La partecipazione di Greta Thunberg all’assemblea dell’azionariato popolare dell’ex Gkn di Campi Bisenzio ha avuto un enorme valore politico sul piano dei simboli: è stata il sigillo del movimento per il clima globale alla fabbrica italiana che prova a farsi avanguardia dal basso della transizione europea.

Ora per questo percorso è anche il momento della concretezza, quella del nuovo piano industriale presentato dal collettivo dei lavoratori per rilanciare la produzione nell’impianto che fino all’estate 2021 produceva semiassi per l’automotive di lusso e che da allora è al centro di una delle più lunghe battaglie sindacali della storia italiana.

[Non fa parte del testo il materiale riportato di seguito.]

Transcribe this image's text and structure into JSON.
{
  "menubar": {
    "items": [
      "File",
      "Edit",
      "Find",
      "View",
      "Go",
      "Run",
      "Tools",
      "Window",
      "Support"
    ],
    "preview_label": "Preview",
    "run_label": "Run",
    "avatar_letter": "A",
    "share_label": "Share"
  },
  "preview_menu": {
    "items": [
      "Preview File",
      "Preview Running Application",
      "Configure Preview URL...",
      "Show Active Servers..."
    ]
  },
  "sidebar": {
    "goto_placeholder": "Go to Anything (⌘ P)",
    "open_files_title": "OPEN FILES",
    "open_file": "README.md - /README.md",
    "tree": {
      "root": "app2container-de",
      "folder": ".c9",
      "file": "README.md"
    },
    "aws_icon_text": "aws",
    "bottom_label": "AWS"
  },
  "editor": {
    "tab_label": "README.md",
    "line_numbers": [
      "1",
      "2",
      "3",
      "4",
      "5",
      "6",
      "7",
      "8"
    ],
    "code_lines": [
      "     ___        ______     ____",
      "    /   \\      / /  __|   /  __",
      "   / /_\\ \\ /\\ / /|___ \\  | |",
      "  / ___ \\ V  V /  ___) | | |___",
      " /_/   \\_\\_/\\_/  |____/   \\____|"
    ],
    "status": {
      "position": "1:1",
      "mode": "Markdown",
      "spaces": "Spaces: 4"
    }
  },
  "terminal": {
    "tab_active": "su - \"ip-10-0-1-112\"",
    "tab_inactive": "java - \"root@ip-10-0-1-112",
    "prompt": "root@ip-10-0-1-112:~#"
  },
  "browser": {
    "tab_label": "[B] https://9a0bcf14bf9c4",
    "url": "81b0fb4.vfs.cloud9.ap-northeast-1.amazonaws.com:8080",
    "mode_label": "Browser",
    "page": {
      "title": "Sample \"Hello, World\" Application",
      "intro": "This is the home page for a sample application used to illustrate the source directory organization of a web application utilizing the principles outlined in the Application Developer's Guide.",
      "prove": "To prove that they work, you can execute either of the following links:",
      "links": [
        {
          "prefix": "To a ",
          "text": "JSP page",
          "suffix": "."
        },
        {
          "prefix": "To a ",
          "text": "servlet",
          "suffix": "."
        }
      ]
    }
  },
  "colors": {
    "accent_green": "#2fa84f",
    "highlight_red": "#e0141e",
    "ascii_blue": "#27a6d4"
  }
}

Il Collettivo dei lavoratori ha un piano e ora quel piano è pubblico, alla ricerca di alleanze, sostenitori, finanziatori, per poter finalmente partire, dopo tre anni e mezzo di ricerca, elaborazione e conflitto. Come spiega Dario Salvetti, portavoce del collettivo di fabbrica, «Questo progetto si scontra con i limiti della transizione ecologica e del capitalismo europeo nella sua interezza, sono problemi che non si possono risolvere con un solo piano industriale, ma noi proviamo a farlo in modo originale e partecipato».

I pilastri del piano 

Il progetto di reindustrializzazione dell’ex Gkn ha come pilastro la conversione della fabbrica alla produzione di pannelli fotovoltaici: in parte si dovrà confrontare con lo status quo delle filiere energetiche globali (monopolio cinese sul silicio monocristallino, costi elevati, dipendenza per le materie prime) ma prova anche a uscirne con la ricerca e sviluppo di nuove soluzioni tecnologiche. Al momento le tecnologie solari alternative sarebbero una piccola parte della produzione totale, «ma l’idea è lavorare in futuro su queste soluzioni alternative per aggirare il monopolio cinese».

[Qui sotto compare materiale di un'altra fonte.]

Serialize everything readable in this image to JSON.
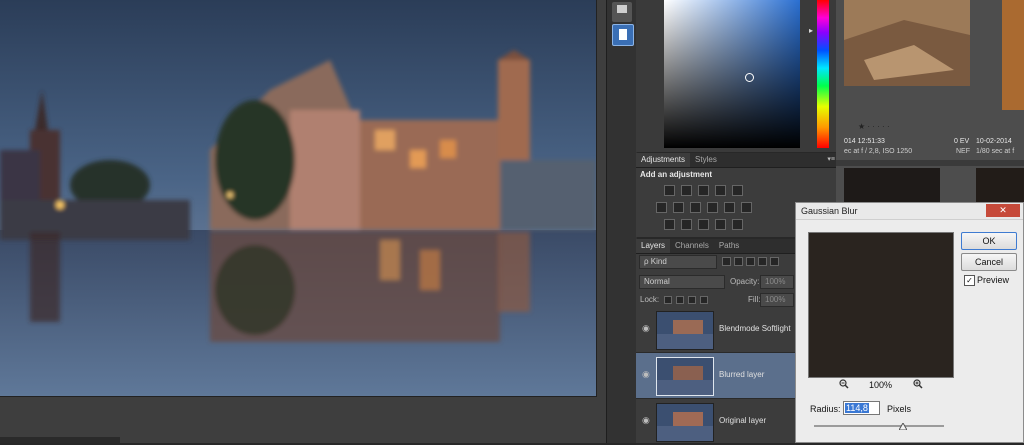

In tutto la produzione coprirebbe sette tipologie di pannelli fotovoltaici, compresi quelli custom (non invasivi dei contesti urbano e rurale) e i BIPV, quelli integrati con l’edilizia (Building Integrated Photovoltaics), che oltre a produrre energia svolgono altre funzioni come isolamento termico o protezione dal rumore.

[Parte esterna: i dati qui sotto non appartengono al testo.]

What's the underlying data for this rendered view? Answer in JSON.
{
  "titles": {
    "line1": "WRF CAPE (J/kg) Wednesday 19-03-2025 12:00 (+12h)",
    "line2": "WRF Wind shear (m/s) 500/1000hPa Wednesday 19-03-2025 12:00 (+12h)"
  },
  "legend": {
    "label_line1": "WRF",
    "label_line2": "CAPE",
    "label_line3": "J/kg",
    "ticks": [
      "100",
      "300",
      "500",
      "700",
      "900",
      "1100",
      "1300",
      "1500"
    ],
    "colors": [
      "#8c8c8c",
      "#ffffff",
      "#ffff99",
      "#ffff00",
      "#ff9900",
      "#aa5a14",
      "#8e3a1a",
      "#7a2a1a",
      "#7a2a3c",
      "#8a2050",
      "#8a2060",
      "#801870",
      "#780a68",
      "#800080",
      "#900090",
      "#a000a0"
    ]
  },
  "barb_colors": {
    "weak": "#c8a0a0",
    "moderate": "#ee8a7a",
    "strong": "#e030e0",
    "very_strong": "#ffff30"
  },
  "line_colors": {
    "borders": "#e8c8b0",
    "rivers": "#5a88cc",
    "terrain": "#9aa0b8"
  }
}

L’altra idea interessante del piano industriale è avviare un processo produttivo verticale: vuol dire che la fabbrica seguirà non solo la produzione vera e propria dei pannelli, ma anche l’installazione, il revamping, lo smontaggio, il riciclo e il fine vita. I pannelli non sarebbero l’unico prodotto della fabbrica integrata, che avrebbe anche una linea, a cui si lavora da anni, per la produzione di cargo bike (in tutto sono già stati sviluppati quindici prototipi).

I numeri 

Cosa serve per partire? Il collettivo dei lavoratori calcola 11 milioni di euro per acquisire la linea produttiva e avere il flusso di cassa per andare avanti un un anno e mezzo. Di questi undici milioni, a oggi ne mancano cinque per essere pronti: i lavoratori chiedono anche un parte di intervento pubblico nel capitale sociale, a partire dalla regione Toscana. Il ritorno in termini fiscali per le casse pubbliche nei primi dieci anni di produzione sarebbe di 39 milioni di euro.

Ci sono finanziatori istituzionali interessati (il primo a venire allo scoperto è stato Banca Etica), c’è la funzione fondamentale dell’azionariato popolare che è in una fase di rilancio, e ci sono i sussidi di disoccupazione dei lavoratori, che diventerebbero parte del capitale sociale. La cooperativa ha già stretto le prime alleanze commerciali e produttive per essere pronta a partire, dalle comunità energetiche agli istituti di design.

I posti di lavoro previsti per la prima fase sarebbero cento, con numeri previsti a salire negli anni successivi, se il piano funzionasse. Lo slogan del collettivo in questa fase è «Spiccare il volo o cadere». La nuova scadenza per la verifica del piano è il 15 novembre. Dall’altre parte di questa che è diventata una vertenza dell’immaginazione c’è il proprietario dell’immobile (che è passato di mano diverse volte dalla delocalizzazione del 2021) per capire quali sono i termini della trattativa per far partire la produzione e trasformare questo piano in una nuova fabbrica, con la conversione definitiva da Gkn a Gff, cioè exGkn for Future, la prima fabbrica socialmente integrata d’Italia.